Con motivo del 30 aniversario de La Chistera Restaurante, desarrollamos una identidad conmemorativa que no solo celebra una trayectoria, sino que sintetiza su esencia: gastronomía y espectáculo como una misma experiencia.
El punto de partida conceptual surge de la inspiración en Arcimboldo, reinterpretando su lenguaje simbólico para construir una composición donde los elementos gastronómicos dialogan con el universo del ilusionismo y el juego. Como en las obras del artista manierista, la forma se construye a partir de fragmentos con significado propio: ingredientes, utensilios y referencias culinarias se integran orgánicamente con símbolos del naipe —corazones, picas, tréboles y diamantes— evocando el carácter escénico y lúdico del restaurante.
La marca evoluciona desde su identidad original hacia una versión más expresiva y narrativa. La chistera deja de ser solo un icono para convertirse en contenedor simbólico: de ella emergen sabores, formas y metáforas visuales que refuerzan la idea de que cada plato es un acto de magia.

El sistema gráfico se articula en torno a tres ejes:
Memoria: respeto tipográfico y continuidad con la identidad histórica.

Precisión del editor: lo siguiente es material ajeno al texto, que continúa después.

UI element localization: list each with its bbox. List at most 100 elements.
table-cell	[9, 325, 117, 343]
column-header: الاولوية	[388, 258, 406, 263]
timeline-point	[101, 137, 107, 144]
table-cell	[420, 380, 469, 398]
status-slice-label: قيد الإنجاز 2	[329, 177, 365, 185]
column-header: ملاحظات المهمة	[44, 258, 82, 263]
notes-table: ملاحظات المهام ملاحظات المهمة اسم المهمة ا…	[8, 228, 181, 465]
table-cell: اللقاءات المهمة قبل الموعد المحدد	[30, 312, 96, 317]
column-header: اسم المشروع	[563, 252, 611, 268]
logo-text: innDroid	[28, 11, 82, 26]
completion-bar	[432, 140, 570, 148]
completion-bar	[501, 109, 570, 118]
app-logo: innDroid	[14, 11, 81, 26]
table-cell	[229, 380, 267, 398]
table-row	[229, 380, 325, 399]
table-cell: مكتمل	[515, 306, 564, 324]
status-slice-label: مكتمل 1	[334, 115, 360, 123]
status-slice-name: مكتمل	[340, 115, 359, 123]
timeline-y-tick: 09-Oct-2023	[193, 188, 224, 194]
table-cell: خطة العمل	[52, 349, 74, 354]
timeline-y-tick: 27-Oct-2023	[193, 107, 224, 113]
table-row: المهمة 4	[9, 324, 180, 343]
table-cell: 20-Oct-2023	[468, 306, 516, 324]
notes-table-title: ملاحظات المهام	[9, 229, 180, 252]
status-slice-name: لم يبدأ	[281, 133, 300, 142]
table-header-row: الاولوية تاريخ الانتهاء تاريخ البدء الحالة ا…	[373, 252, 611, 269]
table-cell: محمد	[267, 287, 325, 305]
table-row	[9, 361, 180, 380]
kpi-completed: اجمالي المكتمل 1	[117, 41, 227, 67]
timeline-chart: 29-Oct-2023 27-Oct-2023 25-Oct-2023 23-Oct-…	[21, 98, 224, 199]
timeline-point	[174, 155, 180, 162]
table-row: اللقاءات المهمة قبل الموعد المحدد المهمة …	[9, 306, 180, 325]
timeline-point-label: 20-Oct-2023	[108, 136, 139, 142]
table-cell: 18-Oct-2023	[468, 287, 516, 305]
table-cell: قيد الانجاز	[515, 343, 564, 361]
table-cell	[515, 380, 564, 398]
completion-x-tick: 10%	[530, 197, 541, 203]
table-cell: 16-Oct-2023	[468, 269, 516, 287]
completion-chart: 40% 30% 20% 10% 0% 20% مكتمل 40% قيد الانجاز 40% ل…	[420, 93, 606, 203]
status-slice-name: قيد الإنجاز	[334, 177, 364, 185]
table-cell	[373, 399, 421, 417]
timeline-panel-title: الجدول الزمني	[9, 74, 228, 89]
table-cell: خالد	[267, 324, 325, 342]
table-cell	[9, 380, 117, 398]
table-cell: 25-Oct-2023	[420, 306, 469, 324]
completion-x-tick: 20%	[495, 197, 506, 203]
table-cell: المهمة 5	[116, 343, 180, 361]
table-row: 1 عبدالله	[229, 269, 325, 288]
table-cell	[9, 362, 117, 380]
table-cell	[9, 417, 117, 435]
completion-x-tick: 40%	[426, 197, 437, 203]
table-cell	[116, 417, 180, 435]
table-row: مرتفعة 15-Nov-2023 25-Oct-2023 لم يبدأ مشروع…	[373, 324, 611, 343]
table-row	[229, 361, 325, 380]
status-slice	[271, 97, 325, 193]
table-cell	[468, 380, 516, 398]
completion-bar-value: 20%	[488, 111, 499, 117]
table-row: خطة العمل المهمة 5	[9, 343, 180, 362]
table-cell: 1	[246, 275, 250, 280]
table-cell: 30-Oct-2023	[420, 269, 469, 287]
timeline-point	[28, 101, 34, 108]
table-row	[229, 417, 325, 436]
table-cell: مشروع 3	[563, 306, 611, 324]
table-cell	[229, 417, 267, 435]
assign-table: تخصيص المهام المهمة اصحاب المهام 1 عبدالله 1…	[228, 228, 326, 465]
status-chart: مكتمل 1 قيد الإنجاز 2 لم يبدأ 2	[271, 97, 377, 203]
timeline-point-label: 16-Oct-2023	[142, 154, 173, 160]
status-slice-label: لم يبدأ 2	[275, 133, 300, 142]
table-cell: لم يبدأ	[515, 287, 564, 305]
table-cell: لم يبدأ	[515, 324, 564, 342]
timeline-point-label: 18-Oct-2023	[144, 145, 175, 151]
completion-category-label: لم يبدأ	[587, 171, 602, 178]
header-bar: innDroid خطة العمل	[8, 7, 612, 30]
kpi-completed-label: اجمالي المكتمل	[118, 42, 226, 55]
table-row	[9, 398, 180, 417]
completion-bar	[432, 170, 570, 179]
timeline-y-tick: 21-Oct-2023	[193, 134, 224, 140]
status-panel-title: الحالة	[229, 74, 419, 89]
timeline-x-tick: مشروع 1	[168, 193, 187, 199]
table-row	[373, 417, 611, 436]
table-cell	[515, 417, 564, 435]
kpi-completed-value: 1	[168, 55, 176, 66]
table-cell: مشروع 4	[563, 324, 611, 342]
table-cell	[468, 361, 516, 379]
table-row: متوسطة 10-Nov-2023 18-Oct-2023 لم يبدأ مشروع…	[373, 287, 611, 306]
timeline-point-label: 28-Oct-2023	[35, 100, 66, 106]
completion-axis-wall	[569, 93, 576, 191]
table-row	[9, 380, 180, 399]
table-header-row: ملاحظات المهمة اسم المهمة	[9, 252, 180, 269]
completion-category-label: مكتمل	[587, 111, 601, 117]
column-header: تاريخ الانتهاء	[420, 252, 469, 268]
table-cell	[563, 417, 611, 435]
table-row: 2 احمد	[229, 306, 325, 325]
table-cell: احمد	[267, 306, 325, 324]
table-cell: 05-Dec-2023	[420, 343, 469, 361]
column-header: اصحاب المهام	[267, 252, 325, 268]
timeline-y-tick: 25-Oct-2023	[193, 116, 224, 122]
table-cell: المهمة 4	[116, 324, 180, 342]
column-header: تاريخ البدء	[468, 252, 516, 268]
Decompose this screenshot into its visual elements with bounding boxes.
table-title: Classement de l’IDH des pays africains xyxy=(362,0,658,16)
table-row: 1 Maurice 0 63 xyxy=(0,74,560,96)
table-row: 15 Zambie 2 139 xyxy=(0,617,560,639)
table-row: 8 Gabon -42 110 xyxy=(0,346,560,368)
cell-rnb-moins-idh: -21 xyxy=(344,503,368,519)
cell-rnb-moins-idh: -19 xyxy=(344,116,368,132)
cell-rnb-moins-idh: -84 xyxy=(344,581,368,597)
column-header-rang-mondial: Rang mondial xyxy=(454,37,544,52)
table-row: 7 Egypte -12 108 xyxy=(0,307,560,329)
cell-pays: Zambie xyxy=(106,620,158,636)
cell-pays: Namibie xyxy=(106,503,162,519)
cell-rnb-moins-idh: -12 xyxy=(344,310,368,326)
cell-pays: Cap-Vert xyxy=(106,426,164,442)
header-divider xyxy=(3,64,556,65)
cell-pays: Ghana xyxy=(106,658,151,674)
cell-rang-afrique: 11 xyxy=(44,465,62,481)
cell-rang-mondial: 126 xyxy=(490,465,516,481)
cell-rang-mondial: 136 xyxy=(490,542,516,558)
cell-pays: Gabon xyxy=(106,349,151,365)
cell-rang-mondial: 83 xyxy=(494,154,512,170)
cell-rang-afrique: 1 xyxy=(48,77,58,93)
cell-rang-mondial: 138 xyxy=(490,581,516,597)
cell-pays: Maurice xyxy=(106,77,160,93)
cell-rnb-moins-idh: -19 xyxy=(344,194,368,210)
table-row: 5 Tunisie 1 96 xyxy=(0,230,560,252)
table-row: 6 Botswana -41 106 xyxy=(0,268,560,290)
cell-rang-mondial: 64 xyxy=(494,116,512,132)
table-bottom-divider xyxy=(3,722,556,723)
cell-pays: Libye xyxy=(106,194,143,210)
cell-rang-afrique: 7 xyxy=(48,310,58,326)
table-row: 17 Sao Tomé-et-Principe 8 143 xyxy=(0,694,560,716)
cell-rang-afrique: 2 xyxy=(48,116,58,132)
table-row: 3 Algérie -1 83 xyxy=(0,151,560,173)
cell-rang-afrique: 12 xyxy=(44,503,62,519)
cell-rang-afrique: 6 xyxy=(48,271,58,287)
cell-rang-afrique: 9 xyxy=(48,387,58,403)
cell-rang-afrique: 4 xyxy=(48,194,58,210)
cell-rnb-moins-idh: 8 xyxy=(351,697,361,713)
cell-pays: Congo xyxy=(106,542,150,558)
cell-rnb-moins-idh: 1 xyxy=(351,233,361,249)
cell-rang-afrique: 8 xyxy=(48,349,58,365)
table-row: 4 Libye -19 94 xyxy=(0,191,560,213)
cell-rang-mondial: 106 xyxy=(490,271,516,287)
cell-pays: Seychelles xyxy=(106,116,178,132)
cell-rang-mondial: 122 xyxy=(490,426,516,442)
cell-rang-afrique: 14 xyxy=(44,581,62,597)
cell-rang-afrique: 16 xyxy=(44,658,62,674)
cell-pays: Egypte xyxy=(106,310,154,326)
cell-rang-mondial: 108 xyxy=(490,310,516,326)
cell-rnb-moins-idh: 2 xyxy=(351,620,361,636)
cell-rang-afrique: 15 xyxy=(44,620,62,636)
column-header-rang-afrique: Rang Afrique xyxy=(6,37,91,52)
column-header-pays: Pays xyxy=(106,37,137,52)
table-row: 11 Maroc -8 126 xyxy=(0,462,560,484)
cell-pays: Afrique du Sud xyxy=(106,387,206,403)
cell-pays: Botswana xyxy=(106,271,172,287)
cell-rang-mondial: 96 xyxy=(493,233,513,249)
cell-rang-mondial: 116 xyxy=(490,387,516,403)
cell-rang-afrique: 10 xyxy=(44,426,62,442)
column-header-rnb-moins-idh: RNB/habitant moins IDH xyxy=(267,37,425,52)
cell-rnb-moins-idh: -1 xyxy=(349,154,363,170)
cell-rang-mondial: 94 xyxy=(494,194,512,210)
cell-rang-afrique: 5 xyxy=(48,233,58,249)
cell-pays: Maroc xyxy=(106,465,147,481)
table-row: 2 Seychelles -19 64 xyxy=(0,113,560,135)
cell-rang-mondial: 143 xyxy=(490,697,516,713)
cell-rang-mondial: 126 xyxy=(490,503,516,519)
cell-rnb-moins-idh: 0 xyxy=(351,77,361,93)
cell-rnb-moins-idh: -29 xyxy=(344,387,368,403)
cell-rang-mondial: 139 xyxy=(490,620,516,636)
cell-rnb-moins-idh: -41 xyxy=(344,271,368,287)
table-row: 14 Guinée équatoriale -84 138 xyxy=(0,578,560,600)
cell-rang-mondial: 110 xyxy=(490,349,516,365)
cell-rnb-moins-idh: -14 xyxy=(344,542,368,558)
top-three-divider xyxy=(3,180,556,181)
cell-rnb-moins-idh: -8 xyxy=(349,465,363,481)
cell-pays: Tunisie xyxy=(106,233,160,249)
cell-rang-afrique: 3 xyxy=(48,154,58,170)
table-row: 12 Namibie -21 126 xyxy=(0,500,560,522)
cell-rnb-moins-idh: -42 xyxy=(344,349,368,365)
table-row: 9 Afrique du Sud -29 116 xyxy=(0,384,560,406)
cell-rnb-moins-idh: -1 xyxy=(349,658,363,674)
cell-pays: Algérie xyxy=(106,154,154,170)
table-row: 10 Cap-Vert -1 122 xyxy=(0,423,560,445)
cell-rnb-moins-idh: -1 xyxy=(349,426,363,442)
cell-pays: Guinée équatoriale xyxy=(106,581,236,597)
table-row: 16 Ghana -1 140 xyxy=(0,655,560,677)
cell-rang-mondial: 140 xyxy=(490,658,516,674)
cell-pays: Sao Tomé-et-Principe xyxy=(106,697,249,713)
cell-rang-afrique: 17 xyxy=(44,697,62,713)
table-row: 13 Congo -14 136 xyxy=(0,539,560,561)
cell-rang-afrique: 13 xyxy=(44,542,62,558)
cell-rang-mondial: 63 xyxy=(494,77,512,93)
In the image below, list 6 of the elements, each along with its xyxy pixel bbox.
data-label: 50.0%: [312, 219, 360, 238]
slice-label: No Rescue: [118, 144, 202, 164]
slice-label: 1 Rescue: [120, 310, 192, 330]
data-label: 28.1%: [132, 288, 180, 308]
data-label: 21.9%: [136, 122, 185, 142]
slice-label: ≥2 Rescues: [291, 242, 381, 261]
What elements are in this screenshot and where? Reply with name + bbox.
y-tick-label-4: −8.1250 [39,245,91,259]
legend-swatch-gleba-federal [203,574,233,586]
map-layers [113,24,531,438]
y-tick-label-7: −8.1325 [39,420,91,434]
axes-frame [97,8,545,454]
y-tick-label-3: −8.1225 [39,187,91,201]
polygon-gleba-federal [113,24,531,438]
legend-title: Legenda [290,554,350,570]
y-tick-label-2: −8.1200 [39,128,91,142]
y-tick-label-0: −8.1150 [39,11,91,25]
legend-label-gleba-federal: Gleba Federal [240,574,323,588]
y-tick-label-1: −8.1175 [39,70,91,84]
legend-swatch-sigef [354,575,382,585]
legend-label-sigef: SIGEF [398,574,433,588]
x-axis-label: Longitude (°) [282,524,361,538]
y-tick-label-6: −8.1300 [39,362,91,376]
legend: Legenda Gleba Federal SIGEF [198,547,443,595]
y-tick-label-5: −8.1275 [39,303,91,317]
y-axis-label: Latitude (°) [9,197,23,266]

Celebración: el número 30 adquiere protagonismo formal, integrándose con el emblema conmemorativo.
Concepto: “Del sabor del espectáculo”, una declaración que define el posicionamiento diferencial del restaurante.
El resultado es una identidad elegante, icónica y con fuerte carga conceptual, capaz de funcionar tanto en soportes institucionales como en aplicaciones promocionales del aniversario. Una marca que no solo conmemora 30 años de historia, sino que proyecta con claridad aquello que siempre ha definido a La Chistera: convertir la gastronomía en espectáculo.